Ovviamente il fronte opposto insorge. Giacomo Cosentino, capogruppo di Lombardia Ideale (l’ex Lista Fontana che ha ottenuto un ottimo risultato elettorale), è pacato: “Il Pd distoglie l’attenzione da un punto fondamentale. La Costituzione prevede l’autonomia, e chi scrisse in Costituzione che era prevista è stato proprio un governo di centrosinistra. Sfatiamo anche un altro mito: non si nega niente alle altre regioni, né al resto d’Italia. Gli unici che devono preoccuparsi sono quelli che sprecano e buttano via i soldi pubblici. I Lep? Fontana sta già chiedendo funzioni e materie che non abbisognano dei Lep, quindi Majorino dice una cosa sbagliata”. Meno pacato Alessandro Corbetta, capogruppo del Carroccio in consiglio regionale, che al Foglio spiega: “Siamo di fronte alla schizofrenia degli ultimi 30 anni sul lato sinistro.
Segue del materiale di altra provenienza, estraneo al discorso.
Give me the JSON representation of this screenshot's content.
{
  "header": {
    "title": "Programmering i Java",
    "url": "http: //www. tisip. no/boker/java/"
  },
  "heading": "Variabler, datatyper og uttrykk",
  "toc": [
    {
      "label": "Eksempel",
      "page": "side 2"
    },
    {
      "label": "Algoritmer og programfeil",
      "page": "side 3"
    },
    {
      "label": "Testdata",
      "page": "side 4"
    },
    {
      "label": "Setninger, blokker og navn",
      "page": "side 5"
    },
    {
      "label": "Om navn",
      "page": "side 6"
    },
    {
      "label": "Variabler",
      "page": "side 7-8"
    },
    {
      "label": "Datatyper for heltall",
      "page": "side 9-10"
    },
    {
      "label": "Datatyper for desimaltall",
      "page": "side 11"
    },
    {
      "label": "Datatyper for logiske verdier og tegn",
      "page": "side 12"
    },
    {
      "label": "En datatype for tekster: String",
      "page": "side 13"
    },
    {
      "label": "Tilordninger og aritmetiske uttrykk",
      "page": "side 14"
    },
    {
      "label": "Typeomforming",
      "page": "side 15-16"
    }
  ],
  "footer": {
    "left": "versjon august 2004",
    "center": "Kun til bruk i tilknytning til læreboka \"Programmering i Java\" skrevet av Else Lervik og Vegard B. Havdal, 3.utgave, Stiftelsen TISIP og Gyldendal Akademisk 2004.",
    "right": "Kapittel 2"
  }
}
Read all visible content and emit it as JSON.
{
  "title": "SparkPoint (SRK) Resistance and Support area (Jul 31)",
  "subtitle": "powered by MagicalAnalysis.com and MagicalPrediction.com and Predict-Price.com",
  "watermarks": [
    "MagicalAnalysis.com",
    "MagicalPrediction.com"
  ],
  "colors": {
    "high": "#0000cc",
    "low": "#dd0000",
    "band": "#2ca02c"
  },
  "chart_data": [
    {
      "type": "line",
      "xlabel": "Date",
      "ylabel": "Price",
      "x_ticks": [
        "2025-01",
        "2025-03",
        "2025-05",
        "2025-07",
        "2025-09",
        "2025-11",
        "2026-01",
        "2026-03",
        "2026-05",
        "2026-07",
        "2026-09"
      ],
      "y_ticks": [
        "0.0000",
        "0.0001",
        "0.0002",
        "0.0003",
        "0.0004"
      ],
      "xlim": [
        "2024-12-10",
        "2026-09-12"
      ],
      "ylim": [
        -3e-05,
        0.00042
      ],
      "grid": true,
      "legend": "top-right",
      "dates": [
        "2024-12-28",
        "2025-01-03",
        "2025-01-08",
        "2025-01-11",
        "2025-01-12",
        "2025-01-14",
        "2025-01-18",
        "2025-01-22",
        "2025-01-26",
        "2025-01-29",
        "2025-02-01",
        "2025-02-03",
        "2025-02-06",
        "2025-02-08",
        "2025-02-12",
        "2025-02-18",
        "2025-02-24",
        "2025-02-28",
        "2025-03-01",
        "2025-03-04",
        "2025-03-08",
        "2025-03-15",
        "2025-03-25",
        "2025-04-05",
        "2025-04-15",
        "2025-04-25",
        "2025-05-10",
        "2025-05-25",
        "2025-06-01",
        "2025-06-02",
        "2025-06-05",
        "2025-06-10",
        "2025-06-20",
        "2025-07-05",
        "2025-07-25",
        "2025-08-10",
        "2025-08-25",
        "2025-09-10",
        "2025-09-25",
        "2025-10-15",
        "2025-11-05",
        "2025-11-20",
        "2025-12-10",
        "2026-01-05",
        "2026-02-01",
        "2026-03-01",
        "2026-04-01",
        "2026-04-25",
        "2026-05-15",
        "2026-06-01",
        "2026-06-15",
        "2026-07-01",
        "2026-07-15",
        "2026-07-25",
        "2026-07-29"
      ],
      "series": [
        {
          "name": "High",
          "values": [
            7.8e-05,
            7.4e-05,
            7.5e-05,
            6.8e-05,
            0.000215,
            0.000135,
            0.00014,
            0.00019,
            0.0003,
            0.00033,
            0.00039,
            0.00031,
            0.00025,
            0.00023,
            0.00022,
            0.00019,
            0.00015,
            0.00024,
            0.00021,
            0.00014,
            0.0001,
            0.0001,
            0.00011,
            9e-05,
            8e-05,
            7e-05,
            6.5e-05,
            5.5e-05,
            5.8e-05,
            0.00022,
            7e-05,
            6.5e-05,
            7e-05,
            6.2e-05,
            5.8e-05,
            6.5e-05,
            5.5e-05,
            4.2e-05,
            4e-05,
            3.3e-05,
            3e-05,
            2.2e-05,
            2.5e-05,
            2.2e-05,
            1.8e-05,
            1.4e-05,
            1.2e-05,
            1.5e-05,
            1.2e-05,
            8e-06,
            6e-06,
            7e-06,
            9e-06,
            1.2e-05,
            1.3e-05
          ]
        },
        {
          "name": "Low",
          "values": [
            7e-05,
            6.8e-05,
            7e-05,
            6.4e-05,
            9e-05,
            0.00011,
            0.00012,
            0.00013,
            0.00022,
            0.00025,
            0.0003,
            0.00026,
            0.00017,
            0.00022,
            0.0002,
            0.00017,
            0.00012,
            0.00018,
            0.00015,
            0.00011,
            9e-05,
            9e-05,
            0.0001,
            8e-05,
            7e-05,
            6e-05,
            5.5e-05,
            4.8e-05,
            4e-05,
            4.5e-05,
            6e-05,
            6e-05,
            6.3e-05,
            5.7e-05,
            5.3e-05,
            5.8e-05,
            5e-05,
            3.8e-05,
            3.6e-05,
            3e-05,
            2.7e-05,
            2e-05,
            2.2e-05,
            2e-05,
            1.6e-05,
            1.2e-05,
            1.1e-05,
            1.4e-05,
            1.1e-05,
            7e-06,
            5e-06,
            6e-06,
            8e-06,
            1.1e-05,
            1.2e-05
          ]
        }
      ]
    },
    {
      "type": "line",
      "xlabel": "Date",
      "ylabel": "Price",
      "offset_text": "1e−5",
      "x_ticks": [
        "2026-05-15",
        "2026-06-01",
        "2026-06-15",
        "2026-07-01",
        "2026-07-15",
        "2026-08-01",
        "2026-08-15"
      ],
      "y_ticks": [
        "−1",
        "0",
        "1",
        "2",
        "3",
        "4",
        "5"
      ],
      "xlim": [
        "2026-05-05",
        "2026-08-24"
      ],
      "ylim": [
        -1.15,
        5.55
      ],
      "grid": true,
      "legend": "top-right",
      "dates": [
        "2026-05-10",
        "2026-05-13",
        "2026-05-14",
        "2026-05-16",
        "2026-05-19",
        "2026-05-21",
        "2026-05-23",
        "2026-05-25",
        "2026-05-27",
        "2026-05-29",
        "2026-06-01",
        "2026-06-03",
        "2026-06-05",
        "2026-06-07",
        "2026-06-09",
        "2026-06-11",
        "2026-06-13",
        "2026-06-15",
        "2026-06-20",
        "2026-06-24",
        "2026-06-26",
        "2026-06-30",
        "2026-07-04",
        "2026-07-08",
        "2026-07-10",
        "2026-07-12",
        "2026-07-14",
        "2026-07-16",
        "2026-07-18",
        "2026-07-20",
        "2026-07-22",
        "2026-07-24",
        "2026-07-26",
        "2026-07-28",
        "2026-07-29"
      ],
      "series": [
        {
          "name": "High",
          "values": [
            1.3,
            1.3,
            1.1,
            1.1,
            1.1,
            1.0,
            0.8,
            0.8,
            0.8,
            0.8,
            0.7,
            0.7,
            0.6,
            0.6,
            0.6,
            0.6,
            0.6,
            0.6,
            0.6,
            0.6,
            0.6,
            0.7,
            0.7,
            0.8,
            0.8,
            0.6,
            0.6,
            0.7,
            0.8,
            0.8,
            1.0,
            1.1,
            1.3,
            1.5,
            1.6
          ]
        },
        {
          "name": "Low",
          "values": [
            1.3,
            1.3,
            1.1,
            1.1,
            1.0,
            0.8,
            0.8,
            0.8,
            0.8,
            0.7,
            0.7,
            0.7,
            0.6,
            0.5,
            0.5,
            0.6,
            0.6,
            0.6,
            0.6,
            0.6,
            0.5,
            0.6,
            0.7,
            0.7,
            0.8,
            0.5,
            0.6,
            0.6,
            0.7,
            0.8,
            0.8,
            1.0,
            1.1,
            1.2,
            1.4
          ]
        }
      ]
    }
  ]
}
Nel 2001 promuovono loro una riforma costituzionale che prevede l’autonomia. Nel 2017 viene fatto un referendum che riceve l’appoggio anche del sindaco Sala e che in Lombardia venne appoggiato addirittura dal M5s. Gentiloni, il Conte I proseguono a ragionare di autonomia. Poi il Conte II e infine Draghi. Tutti portano avanti l’autonomia che poi Calderoli fa approvare. Esattamente, di che cosa cianciano? Majorino si arrampica sui vetri, cercando di incendiare il Sud contro il Nord. Una cosa pericolosa”.